I don’t remember the date, but vividly remember the day; will never forget it. It was a light snowy day in New York City. Walking up from the subway with my hand on a pocket full of cash, those were the days of American Express and Diners Club and I was far from fulfilling the qualifications at 15, at a time of qualifications. Christmas filled the air on 42nd street. As I got closer to Willoughby-Peerless, the biggest camera store of its day, my excitement was electric. I was about to buy my first professional camera. I did my research and decided on a Nikon FTN with a 50mm 1.4. This was certainly an upgrade from the Kodak Instamatic my mother bought for me a couple years earlier. The snowfall obscuring the neon light sign of this department store of camera equipment as people moved through the revolving door was like a Currier & Ives postcard. As I walked into the store there was a flurry of activity. Sales people surrounded the famous actress, Gina Lollobrigida. She had recently taken up photography. It wasn’t uncommon to see celebrities buying camera equipment there, it was Willoughby-Peerless. Frank Sinatra reportedly bought a Nikon, with a motor drive, an expensive and big deal at the time, to shoot ringside at the famous Ali-Frasier fight at Madison Square Garden. His pictures were published in Life.

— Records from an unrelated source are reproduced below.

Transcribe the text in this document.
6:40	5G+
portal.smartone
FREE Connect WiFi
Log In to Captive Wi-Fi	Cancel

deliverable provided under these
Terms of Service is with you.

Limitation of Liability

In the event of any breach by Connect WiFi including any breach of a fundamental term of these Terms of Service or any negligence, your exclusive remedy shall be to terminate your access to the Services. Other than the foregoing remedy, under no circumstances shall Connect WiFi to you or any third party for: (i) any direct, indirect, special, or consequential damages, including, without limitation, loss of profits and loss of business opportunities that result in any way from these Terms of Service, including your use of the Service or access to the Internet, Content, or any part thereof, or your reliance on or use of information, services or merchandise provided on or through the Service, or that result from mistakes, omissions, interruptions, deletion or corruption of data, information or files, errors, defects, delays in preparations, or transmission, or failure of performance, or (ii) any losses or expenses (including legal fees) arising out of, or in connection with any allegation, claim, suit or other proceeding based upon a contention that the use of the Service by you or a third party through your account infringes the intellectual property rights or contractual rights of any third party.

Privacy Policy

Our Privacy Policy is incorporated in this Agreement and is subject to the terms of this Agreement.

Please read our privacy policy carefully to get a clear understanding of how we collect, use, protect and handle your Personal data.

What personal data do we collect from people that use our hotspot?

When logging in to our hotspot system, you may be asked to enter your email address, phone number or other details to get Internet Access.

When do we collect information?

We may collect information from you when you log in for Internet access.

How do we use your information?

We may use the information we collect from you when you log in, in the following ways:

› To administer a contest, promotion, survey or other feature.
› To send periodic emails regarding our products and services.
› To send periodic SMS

Understandably trying to get salesperson wasn’t easy. Finally one came by and told him what I came for. He looked at me and said kid, that’s not what you want, let me show you, and proceeded to get a Yashica from the counter. No thank you, I want a Nikon FTN. Reluctantly he got one, opened the box and there it was. In my mind the camera was glowing. I felt like the kid in a Christmas Story who wanted the BB gun, except instead of shooting my eye out, it was forever glued to the viewfinder.
As the salesperson was trying to show me how the camera works, I loaded a roll of Tri-X film I brought with me, threaded the neck strap, and left the store almost leaving the box behind and the sales person in mid-sentence. I was hoping my first few frames would be of the famous actress; unfortunately she had left. I walked throughout NYC for hours making pictures.
I grew up with the Daily News, New York’s Picture Newspaper. They had over 50 photographers on staff back then. After my father read through the sports section, I’d look at the pictures. They had a great centerfold spread of a life in NYC everyday. I was mesmerized and learned the photographer’s names by heart. I studied their work, and in time would be able to identify each photographer’s style. It was my tutorial. I later studied the work in Vanity Fair; still a big fan.
Photography became my living, never a job; I’m as passionate about it today. When I get a box from my favorite camera store I’m still like a kid in a candy story and can’t wait to open and try it out.
Life is somewhat ironic. Eight years later, working with United Press International there was a press event with Gina Lolabridiga. Now with 4 Nikons and a variety of lenses, I shared my story when I bought my first camera. We talked photography for more than an hour at the 21 Club. She posed for an exclusive picture after all the other photographers left.
I can’t help to this very day, when I see snow obscuring a neon sign I remember that day at Willoughby-Peerless and remember the time my future began.